Joel Murray in "God Bless America"
Joe (1970): When it comes to vigilante justice, the right gets all the fun. While Paul Kersey and Dirty Harry placate conservative wet dreams about shooting first and never asking questions, the left makes somber killjoys like The Ox-Bow Incident and In the Bedroom. At best, liberals offer satire. That was the intention behind this early Cannon Films cheapie, which stars Peter Boyle as a blue-collar racist/homophobe/bigot who goes on a hippie-killing spree—but not before partaking in their drugs and sex. But “Joe”-types didn’t get the joke: They turned the film into a surprise hit, much to the horror of Boyle, who subsequently turned down violent movie roles, including The French Connection’s Popeye Doyle.
Ms. 45 (1981): Abel Ferrara’s exploitation classic is a devastating Death Wish parody: After being raped twice in the same afternoon (!), a woman (Zöe Lund) turns into a nighttime stalker. But her targets aren’t creeps. They’re men. All men.
Fighting Back (1982): The late ’70s/early ’80s were a time when movie cities—if not always cities themselves—were crime- and gang-polluted Boschian hellscapes. From this emerged Lewis Teague’s what-if, in which a Philadelphia deli owner (Tom Skerritt) tries to take back the streets.

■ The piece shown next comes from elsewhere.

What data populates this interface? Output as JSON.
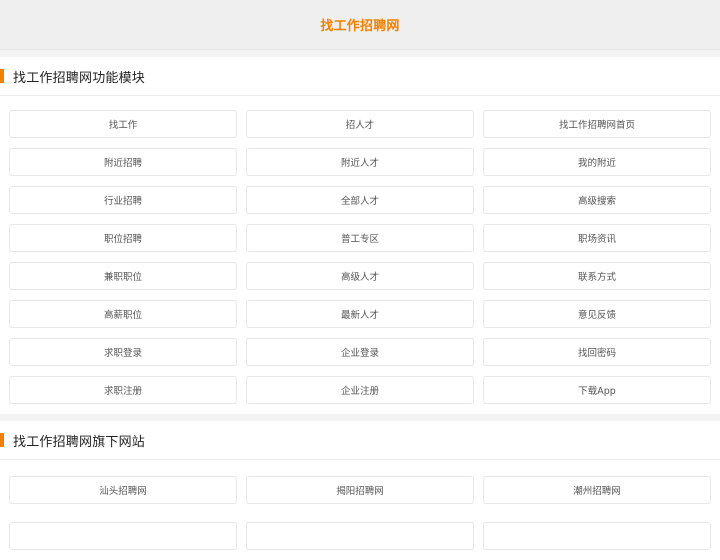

Though easily read as mere vigilante fodder, it’s also easily read as a hilarious critique of same: Skerritt is a hothead who at one point roughs up a peaceful multi-ethnic bar, and the violent war he foments amounts to white Italians vs. black people and the poor. In the last scene, it’s suggested that what makes a vigilante isn’t societal concern. It’s a homicidal impulse.
Death Sentence (2007): Surprise: Brian Garfield’s novel, Death Wish, was an anti-vigilante tract. In response to the film that turned his work inside out, he penned this 1975 “sequel,” in which a father’s vengeful actions only make everything worse.
Saw VI (2009): In which Jigsaw targets the heartless staff of a health-insurance company. Thanks, Jigsaw!
God Bless America (2011): Though it’s more nuanced than it may appear (subtly characterizing our trigger-happy, far-right, pundit-killing anti-heroes as psycho hypocrites), kudos to surprise terrific filmmaker Bobcat Goldthwait for making a vigilante movie that veers (mostly) left. So this is what it feels like to be right.
Bobcat Goldthwait—the star of ‘80s comedies he admits were terrible; the early ‘90s talk show saboteur who set fire to Jay Leno’s couch; the spastic comic who was (unfairly) lumped in with Andrew “Dice” Clay et al—has been reborn as a filmmaker, and a good one.
The two head out on a cross-country killing spree, taking pot-shots at Tea Party activists, a Bill O’Reilly clone and—most gratifyingly—people who talk during movies.